Friday, March 5, 2010

Ayasayuk Iterations

i take full responsibility for trespassing.   

Below is a comparison.  The upper picture is from 2 weeks ago, year 2010, and the lower one is from, uh, 2002 perhaps.  It is a quarry:  the idea here is that humans must keep blasting the climbs out of existence so that they only exist any longer in the mind's eye.  Am I to be prosecuted?  What cliff, i say,  what ice?  



I so apologize for putting this person in there, this image seemed to give the best resolution of the ice:  the longish thinnish looking one in the center of photo was a pitch of WI 3+ with a short pillar section.  First Iteration Right.

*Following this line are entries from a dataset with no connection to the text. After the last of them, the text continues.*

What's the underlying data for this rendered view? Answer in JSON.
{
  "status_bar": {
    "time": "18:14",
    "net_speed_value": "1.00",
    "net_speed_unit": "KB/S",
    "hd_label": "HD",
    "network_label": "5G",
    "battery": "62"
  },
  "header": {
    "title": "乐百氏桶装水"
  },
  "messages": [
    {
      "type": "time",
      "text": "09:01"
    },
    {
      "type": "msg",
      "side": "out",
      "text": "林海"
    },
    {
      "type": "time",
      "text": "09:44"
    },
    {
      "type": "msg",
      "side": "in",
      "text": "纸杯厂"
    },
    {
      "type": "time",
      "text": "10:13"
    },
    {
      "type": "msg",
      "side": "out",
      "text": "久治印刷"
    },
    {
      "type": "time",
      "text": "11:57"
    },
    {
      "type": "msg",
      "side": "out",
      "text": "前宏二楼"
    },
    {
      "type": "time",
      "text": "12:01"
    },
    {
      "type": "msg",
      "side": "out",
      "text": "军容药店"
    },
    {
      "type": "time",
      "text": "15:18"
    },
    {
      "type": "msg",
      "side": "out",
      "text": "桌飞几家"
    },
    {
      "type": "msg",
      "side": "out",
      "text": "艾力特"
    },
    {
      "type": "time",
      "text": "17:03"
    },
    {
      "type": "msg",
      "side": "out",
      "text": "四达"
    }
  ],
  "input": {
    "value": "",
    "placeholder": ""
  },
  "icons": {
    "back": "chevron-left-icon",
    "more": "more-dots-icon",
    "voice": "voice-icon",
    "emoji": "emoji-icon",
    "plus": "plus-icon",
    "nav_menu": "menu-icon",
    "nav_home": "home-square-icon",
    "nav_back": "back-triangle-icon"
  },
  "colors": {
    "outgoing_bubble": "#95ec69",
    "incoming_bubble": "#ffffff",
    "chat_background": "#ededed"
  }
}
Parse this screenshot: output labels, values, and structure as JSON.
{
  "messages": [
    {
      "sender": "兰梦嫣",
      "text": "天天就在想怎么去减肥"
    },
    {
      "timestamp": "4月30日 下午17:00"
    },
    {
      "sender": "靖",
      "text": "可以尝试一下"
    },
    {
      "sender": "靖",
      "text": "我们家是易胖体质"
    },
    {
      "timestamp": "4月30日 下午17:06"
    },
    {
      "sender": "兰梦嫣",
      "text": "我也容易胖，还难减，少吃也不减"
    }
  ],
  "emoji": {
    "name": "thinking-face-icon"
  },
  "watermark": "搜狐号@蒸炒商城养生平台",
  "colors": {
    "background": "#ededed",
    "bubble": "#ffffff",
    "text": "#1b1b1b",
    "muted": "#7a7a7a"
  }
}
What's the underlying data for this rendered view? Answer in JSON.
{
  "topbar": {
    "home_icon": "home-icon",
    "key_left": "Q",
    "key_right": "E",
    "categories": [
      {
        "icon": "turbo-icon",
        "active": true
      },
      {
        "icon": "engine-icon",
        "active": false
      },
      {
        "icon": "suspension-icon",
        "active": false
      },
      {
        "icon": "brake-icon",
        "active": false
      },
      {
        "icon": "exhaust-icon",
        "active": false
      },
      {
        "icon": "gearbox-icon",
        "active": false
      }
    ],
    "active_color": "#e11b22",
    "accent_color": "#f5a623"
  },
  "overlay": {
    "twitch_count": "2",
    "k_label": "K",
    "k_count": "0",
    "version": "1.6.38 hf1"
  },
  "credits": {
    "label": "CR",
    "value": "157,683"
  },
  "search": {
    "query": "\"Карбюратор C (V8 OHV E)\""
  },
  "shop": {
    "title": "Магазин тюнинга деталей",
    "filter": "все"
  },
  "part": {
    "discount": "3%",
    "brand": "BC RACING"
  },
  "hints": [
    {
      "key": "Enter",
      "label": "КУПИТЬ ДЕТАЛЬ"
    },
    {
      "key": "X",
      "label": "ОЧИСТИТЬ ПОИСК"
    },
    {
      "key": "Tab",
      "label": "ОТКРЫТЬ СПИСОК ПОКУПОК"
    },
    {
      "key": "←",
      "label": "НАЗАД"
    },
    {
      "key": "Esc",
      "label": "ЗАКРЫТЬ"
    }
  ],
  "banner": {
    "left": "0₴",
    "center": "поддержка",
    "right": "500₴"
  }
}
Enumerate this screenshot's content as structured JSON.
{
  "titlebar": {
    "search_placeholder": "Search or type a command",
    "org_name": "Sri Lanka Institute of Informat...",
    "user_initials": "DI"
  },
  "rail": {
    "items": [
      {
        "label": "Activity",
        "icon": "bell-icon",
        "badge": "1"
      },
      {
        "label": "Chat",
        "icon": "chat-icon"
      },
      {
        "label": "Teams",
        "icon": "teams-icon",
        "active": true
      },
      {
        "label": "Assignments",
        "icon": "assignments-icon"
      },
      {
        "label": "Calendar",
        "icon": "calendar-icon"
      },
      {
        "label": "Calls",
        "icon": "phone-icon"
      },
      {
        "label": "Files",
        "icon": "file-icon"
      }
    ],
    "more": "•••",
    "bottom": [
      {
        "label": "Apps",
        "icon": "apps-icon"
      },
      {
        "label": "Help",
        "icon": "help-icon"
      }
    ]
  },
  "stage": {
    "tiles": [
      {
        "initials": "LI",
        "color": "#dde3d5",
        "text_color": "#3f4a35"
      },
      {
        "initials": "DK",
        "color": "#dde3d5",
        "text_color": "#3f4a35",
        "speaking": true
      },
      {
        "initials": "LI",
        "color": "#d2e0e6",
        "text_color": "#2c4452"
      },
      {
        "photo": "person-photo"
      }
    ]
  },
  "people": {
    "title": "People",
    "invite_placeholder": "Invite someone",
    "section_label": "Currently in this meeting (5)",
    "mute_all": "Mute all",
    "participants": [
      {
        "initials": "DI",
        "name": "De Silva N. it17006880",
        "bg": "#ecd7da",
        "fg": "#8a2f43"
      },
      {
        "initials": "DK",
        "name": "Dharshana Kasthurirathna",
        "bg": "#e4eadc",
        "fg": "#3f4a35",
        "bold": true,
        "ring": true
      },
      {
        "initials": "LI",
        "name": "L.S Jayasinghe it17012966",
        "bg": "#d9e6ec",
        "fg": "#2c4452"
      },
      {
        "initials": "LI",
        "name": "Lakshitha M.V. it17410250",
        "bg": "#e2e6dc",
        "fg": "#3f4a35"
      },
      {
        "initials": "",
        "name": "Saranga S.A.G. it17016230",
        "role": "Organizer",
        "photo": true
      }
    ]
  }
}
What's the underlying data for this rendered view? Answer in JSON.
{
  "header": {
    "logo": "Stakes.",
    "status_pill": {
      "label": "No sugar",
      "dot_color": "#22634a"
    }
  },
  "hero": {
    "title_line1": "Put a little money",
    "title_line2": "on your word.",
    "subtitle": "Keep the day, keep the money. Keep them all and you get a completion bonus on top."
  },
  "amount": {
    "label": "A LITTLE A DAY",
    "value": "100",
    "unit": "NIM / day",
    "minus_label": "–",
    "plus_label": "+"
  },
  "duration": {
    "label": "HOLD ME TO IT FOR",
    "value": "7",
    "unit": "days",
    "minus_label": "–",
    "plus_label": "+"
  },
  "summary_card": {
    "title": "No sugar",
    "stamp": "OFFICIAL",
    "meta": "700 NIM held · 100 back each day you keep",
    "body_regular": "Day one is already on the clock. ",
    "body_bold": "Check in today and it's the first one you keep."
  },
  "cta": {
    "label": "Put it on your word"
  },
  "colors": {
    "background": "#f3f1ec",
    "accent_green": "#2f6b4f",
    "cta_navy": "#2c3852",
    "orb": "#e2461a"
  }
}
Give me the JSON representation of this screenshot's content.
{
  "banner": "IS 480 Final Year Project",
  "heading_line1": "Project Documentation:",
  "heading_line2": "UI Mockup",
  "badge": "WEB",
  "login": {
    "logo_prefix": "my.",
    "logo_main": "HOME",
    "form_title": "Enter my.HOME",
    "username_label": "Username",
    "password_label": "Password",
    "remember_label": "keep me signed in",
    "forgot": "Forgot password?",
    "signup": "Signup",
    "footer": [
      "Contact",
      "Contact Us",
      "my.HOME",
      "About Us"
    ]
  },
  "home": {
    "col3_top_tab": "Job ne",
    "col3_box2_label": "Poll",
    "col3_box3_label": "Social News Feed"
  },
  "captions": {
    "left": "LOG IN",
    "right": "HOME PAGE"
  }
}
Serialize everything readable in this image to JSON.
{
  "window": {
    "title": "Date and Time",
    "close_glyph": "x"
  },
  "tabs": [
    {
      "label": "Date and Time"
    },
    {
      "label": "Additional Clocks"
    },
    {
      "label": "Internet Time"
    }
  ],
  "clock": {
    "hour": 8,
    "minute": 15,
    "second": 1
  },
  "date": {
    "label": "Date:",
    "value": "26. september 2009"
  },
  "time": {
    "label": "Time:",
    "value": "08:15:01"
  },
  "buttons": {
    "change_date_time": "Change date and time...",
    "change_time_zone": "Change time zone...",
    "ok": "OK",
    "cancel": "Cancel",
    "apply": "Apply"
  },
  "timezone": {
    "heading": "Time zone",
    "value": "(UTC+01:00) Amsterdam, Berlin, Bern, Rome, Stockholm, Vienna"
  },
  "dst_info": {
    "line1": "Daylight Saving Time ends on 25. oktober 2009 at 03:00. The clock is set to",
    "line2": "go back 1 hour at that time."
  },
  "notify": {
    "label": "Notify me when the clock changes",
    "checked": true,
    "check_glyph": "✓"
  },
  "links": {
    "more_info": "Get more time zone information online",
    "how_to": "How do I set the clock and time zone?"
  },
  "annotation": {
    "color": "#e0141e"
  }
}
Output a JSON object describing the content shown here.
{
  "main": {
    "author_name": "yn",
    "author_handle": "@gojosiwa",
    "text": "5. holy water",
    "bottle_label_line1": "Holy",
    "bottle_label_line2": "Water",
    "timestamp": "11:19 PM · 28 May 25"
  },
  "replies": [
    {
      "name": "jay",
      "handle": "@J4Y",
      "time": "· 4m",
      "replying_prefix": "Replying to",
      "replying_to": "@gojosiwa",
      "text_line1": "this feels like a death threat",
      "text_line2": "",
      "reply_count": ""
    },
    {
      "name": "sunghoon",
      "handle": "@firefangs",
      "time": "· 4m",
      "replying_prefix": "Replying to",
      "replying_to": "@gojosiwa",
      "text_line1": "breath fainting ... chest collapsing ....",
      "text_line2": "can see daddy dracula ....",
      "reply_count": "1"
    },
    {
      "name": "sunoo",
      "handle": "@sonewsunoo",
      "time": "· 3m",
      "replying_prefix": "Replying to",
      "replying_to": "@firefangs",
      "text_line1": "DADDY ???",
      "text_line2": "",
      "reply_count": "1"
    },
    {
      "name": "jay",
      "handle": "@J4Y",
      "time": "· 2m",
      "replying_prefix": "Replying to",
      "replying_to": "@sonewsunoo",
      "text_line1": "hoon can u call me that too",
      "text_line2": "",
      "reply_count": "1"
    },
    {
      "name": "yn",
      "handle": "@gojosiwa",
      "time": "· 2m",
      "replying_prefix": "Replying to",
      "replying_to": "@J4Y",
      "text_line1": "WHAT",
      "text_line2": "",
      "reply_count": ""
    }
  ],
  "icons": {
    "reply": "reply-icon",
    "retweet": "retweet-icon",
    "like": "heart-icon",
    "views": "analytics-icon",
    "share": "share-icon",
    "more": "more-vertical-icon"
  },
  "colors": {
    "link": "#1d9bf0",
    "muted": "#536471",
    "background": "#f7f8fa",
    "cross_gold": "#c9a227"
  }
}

Circa 2002.  First Iteration Right is at center of the photo.  It was as ephemeral as it was ephemeral.
       In Fall of 2001 or thereabouts, Mikey Lean and I drove out there after school and I got up the pitch.  Up top, I made a sitting belay on a frozen pool anchored to equalized willow tips.  Down in the darkness, Mikey thrashed and struggled and panted.  With a blood-curdling scream, she exploded off a little overhanging bulge.  I was pulled from my stance and skated on my butt toward the edge which I found myself suddenly looking down.  Mikey appeared to be cratering, but it was only her headlamp off her helmet.  I glanced back and the tiny ropes of the willow branches were completely taut as Mikey dangled in space, rotating like Dr. Jonathan Hemlock.
        The lefthand flows in the picture were easier.  I remember various climbs of these spaced over a few years, (before quarrying resumed to build the new port of Nome,) some solo, some with partners, including Paul LaBolle, longtime Nomen, who reports making an early ascent of the Cape Nome ice somewhere in the haze of the eighties or nineties.  Was Paul's the first ascent?  Did Paul climb an earlier iteration? (He couldn't remember if the climbs had changed from when he first climbed it.)  Even when the blasting started up again, the lefthand flows continued to exist a few years after the center pillar was destroyed.
       Like the year O A.D., the appellation "First Iteration" is relevant only to one person's personal reference,   there were undoubtedly earlier iterations of the cliff / aquifer system which only the old-timers remember.  It's just my little thingy:  if I come upon evidence of earlier iterations, I'm going to have to assign them negative ordinals.

  Unidentified climber on some random smear of Ayasayuk ice nestled in the folds and faults of space and time and slices of preCambrian orthogneiss.  We are used to the ice morphing and changing with each year, but the stone?